Figure 1a. Notice that the Mohr’s circle is not touching the criterion line, therefore no fracture is formed.

Figure 1b. The Mohr’s circle intersected the criterion line, creating a fracture in the reservoir.

The sigma values were altered to move the Mohr’s circle to intersect the criterion line. Sigma 1 and sigma 3 are reduced because once the fluid is pumped into the shale reservoir, the breaking criteria for the rock is substantially lowered until the tectonic stress finally fractures the rock.

The second part of this project was to use the equation, q=k*h*(pe-pwf)/141.2/B/μ/log(re/rw) to determine the greatest productivity rate of a shale reservoir. This equation is derived Darcy’s Law and is commonly used for reservoir simulation. The q represents production rate of the reservoir, k is the permeability of the reservoir, h is the height of the reservoir, pₑ represents the reservoir pressure, pwf represents the wellbore pressure, μ is the viscosity of the reservoir fluid, rₑ is the distance from the reservoir boundary to the wellbore, and rw is the radius of the wellbore . This equation is fundamental to reservoir productivity, and reservoir exploitation can be made possible by manipulating the different variables in the equation. So, computer programming was used to calculate which values of permeability, height, reservoir pressure, wellbore pressure, fluid viscosity, wellbore radius, and distance between the wellbore and reservoir boundary will yield the greatest production rate for the reservoir.

All the values chosen were reasonable, real-life values that would be used in the professional world. For reservoir permeability, the values ranged between 1 md to 20 md. For reservoir height, the values ranged from 50 ft to 300 ft. The values of reservoir pressure ranged from 4000 psi to 6000 psi while the values of wellbore pressure ranged from 1000 psi to 3000 psi. The fluid viscosity ranged from 0.5 cp to 2 cp. Wellbore radius ranged from 0.2 feet to 0.5 feet, and the distance between the wellbore and reservoir boundary ranged from 500 ft to 1500 ft.

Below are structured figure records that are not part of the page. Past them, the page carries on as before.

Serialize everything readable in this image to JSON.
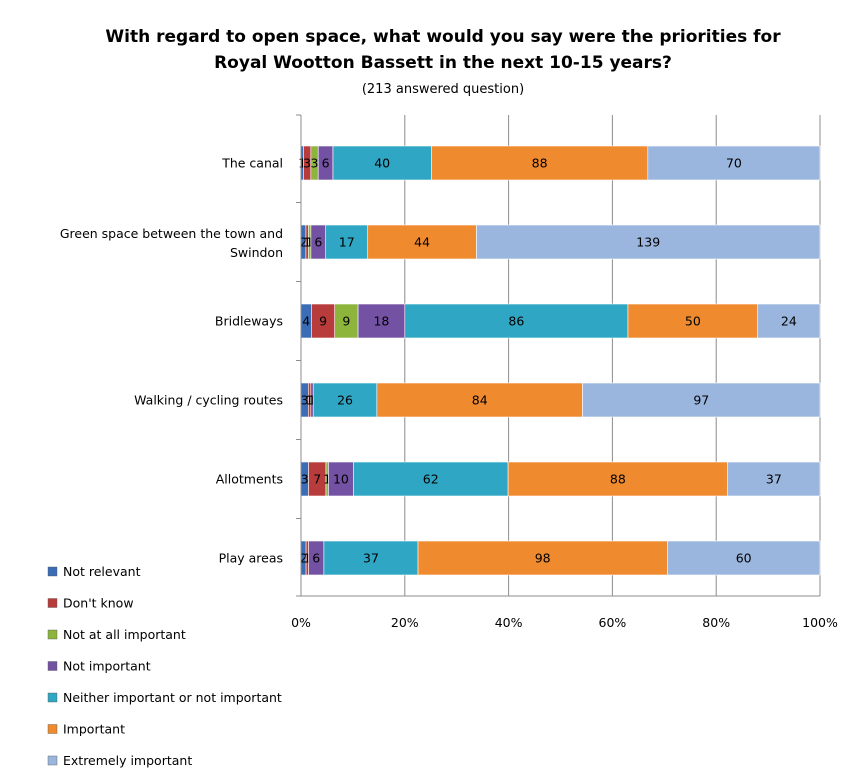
{
  "chart_data": {
    "type": "bar",
    "orientation": "horizontal",
    "stacked": "percent",
    "title_line1": "With regard to open space, what would you say were the priorities for",
    "title_line2": "Royal Wootton Bassett in the next 10-15 years?",
    "subtitle": "(213 answered question)",
    "categories": [
      [
        "The canal"
      ],
      [
        "Green space between the town and",
        "Swindon"
      ],
      [
        "Bridleways"
      ],
      [
        "Walking / cycling routes"
      ],
      [
        "Allotments"
      ],
      [
        "Play areas"
      ]
    ],
    "x_ticks": [
      "0%",
      "20%",
      "40%",
      "60%",
      "80%",
      "100%"
    ],
    "xlim": [
      0,
      100
    ],
    "grid": true,
    "legend_position": "bottom-left",
    "series": [
      {
        "name": "Not relevant",
        "color": "#3a6db5",
        "values": [
          1,
          2,
          4,
          3,
          3,
          2
        ]
      },
      {
        "name": "Don't know",
        "color": "#b83c3c",
        "values": [
          3,
          1,
          9,
          1,
          7,
          1
        ]
      },
      {
        "name": "Not at all important",
        "color": "#8db53c",
        "values": [
          3,
          1,
          9,
          0,
          1,
          0
        ]
      },
      {
        "name": "Not important",
        "color": "#7352a3",
        "values": [
          6,
          6,
          18,
          1,
          10,
          6
        ]
      },
      {
        "name": "Neither important or not important",
        "color": "#2fa7c4",
        "values": [
          40,
          17,
          86,
          26,
          62,
          37
        ]
      },
      {
        "name": "Important",
        "color": "#ef8a2f",
        "values": [
          88,
          44,
          50,
          84,
          88,
          98
        ]
      },
      {
        "name": "Extremely important",
        "color": "#9bb6de",
        "values": [
          70,
          139,
          24,
          97,
          37,
          60
        ]
      }
    ],
    "data_labels": [
      [
        "1",
        "3",
        "3",
        "6",
        "40",
        "88",
        "70"
      ],
      [
        "2",
        "1",
        "1",
        "6",
        "17",
        "44",
        "139"
      ],
      [
        "4",
        "9",
        "9",
        "18",
        "86",
        "50",
        "24"
      ],
      [
        "3",
        "1",
        "",
        "1",
        "26",
        "84",
        "97"
      ],
      [
        "3",
        "7",
        "1",
        "10",
        "62",
        "88",
        "37"
      ],
      [
        "2",
        "1",
        "",
        "6",
        "37",
        "98",
        "60"
      ]
    ]
  }
}
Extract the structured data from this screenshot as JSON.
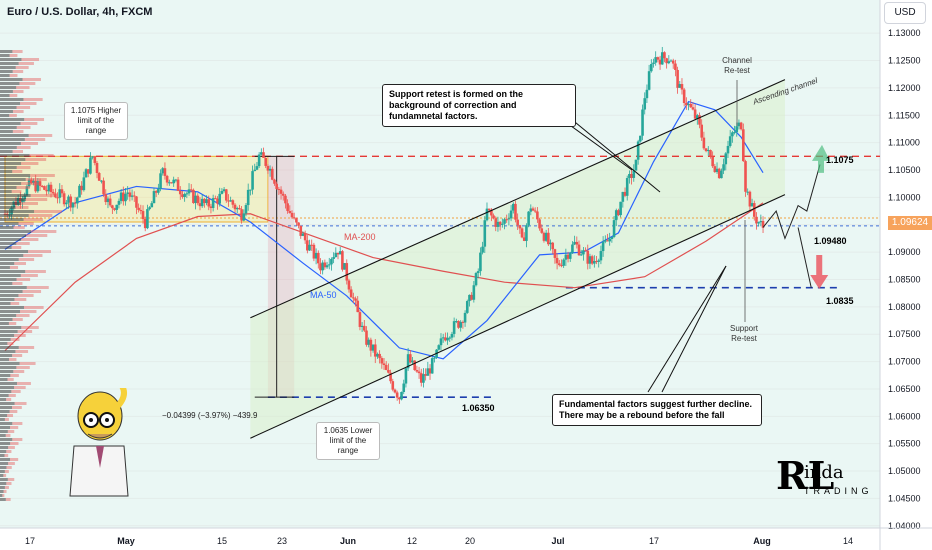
{
  "header": {
    "title": "Euro / U.S. Dollar, 4h, FXCM",
    "currency": "USD"
  },
  "price_tag": "1.09624",
  "annotations": {
    "support_retest": "Support retest is formed on the background of correction and fundamnetal factors.",
    "fundamental": "Fundamental factors suggest further decline. There may be a rebound before the fall",
    "channel_retest": "Channel Re-test",
    "support_retest_label": "Support Re-test",
    "high_limit": "1.1075 Higher limit of the range",
    "low_limit": "1.0635 Lower limit of the range",
    "ascending_channel": "Ascending channel",
    "measure": "−0.04399 (−3.97%) −439.9"
  },
  "levels": {
    "l1": "1.1075",
    "l2": "1.09480",
    "l3": "1.0835",
    "l4": "1.06350"
  },
  "ma_labels": {
    "ma200": "MA-200",
    "ma50": "MA-50"
  },
  "logo": {
    "initials": "RL",
    "name": "inda",
    "sub": "TRADING"
  },
  "colors": {
    "up": "#26a69a",
    "down": "#ef5350",
    "ma50": "#2962ff",
    "ma200": "#e05050",
    "level": "#e53935",
    "blue_level": "#1e3fae"
  },
  "chart_data": {
    "type": "candlestick",
    "title": "Euro / U.S. Dollar, 4h, FXCM",
    "x_ticks": [
      "17",
      "May",
      "15",
      "23",
      "Jun",
      "12",
      "20",
      "Jul",
      "17",
      "Aug",
      "14"
    ],
    "y_ticks": [
      "1.13000",
      "1.12500",
      "1.12000",
      "1.11500",
      "1.11000",
      "1.10500",
      "1.10000",
      "1.09500",
      "1.09000",
      "1.08500",
      "1.08000",
      "1.07500",
      "1.07000",
      "1.06500",
      "1.06000",
      "1.05500",
      "1.05000",
      "1.04500",
      "1.04000"
    ],
    "ylim": [
      1.0385,
      1.1335
    ],
    "path": [
      [
        0,
        1.097
      ],
      [
        6,
        1.1025
      ],
      [
        12,
        1.1005
      ],
      [
        16,
        1.099
      ],
      [
        20,
        1.1075
      ],
      [
        24,
        1.098
      ],
      [
        28,
        1.101
      ],
      [
        32,
        1.0955
      ],
      [
        36,
        1.1045
      ],
      [
        40,
        1.1015
      ],
      [
        46,
        1.0985
      ],
      [
        50,
        1.1005
      ],
      [
        54,
        1.097
      ],
      [
        58,
        1.1075
      ],
      [
        60,
        1.106
      ],
      [
        62,
        1.1025
      ],
      [
        66,
        1.0955
      ],
      [
        72,
        1.0875
      ],
      [
        76,
        1.0905
      ],
      [
        78,
        1.0855
      ],
      [
        82,
        1.0745
      ],
      [
        86,
        1.0695
      ],
      [
        90,
        1.0635
      ],
      [
        92,
        1.0705
      ],
      [
        95,
        1.0665
      ],
      [
        98,
        1.07
      ],
      [
        100,
        1.0745
      ],
      [
        104,
        1.0775
      ],
      [
        106,
        1.081
      ],
      [
        108,
        1.0865
      ],
      [
        110,
        1.0975
      ],
      [
        113,
        1.0945
      ],
      [
        116,
        1.0985
      ],
      [
        118,
        1.0915
      ],
      [
        120,
        1.0985
      ],
      [
        124,
        1.0915
      ],
      [
        126,
        1.0875
      ],
      [
        130,
        1.0915
      ],
      [
        134,
        1.088
      ],
      [
        138,
        1.0925
      ],
      [
        141,
        1.1005
      ],
      [
        144,
        1.106
      ],
      [
        146,
        1.1185
      ],
      [
        148,
        1.1255
      ],
      [
        152,
        1.1255
      ],
      [
        154,
        1.1195
      ],
      [
        158,
        1.114
      ],
      [
        160,
        1.1085
      ],
      [
        163,
        1.1045
      ],
      [
        166,
        1.1115
      ],
      [
        168,
        1.1135
      ],
      [
        169,
        1.102
      ],
      [
        171,
        1.0965
      ],
      [
        173,
        1.0945
      ]
    ],
    "projection": [
      [
        173,
        1.0945
      ],
      [
        176,
        1.0975
      ],
      [
        178,
        1.0925
      ],
      [
        181,
        1.0985
      ],
      [
        183,
        1.0975
      ],
      [
        186,
        1.106
      ]
    ],
    "projection_down": [
      [
        181,
        1.0945
      ],
      [
        184,
        1.0835
      ]
    ],
    "ma50": [
      [
        0,
        1.0905
      ],
      [
        16,
        1.099
      ],
      [
        30,
        1.102
      ],
      [
        44,
        1.101
      ],
      [
        56,
        1.0955
      ],
      [
        68,
        1.088
      ],
      [
        78,
        1.082
      ],
      [
        90,
        1.0725
      ],
      [
        100,
        1.0705
      ],
      [
        110,
        1.0775
      ],
      [
        122,
        1.0895
      ],
      [
        132,
        1.09
      ],
      [
        140,
        1.0935
      ],
      [
        148,
        1.1065
      ],
      [
        156,
        1.1175
      ],
      [
        162,
        1.116
      ],
      [
        168,
        1.111
      ],
      [
        173,
        1.1045
      ]
    ],
    "ma200": [
      [
        0,
        1.072
      ],
      [
        16,
        1.0845
      ],
      [
        30,
        1.0925
      ],
      [
        44,
        1.0965
      ],
      [
        56,
        1.097
      ],
      [
        70,
        1.093
      ],
      [
        84,
        1.089
      ],
      [
        100,
        1.0865
      ],
      [
        114,
        1.0845
      ],
      [
        130,
        1.0835
      ],
      [
        146,
        1.0855
      ],
      [
        160,
        1.092
      ],
      [
        173,
        1.099
      ]
    ],
    "levels": [
      1.1075,
      1.0948,
      1.0835,
      1.0635
    ],
    "channel_lower": [
      [
        56,
        1.056
      ],
      [
        178,
        1.1005
      ]
    ],
    "channel_upper": [
      [
        56,
        1.078
      ],
      [
        178,
        1.1215
      ]
    ]
  }
}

To find the values for the greatest hydrocarbon flow, I calculated the flow rate for each individual variable at a time. The other variables would have a fixed value that would be used in the equation. The fixed value for permeability was 5 md, height was 75 ft, reservoir pressure was 5000 psi, wellbore pressure was 2000 psi, viscosity was 0.7 cp, distance was 1500 ft, and wellbore radius was 0.328 ft. With the end values, relationships and patterns between variables can be observed. After, I calculated the greatest possible hydrocarbon flow rate to compare with the least possible hydrocarbon flow rate. The results are shown in Table 2:

Table 2: The least and greatest possible hydrocarbon flow rate based on a range of reservoir properties

In conclusion, how much stress needed to fracture shale reservoirs can be easily calculated by using Mohr’s circles, which are very effective. For example, the original stresses, 6000 psi and 4000 psi, were reduced to 3000 psi and 1000 psi when fluid was pumped into the reservoir, creating a fracture. In creating the most successful drilling well with the highest hydrocarbon flow rate, the greater the permeability in md, the greater the reservoir production rate, which is shown in Figure 2. For a greater reservoir production rate, the reservoir height should be the greatest value (Figure 3), the reservoir pressure the greatest (Figure 4), the wellbore pressure the lowest (Figure 5), the viscosity the lowest (Figure 6), the wellbore radius the greatest (Figure 7), and the distance from the wellbore to the reservoir boundary the lowest (Figure 8). The values used for reservoir exploitation are very important in hydrocarbon flow because it can determine whether the shale reservoir will be successful or not.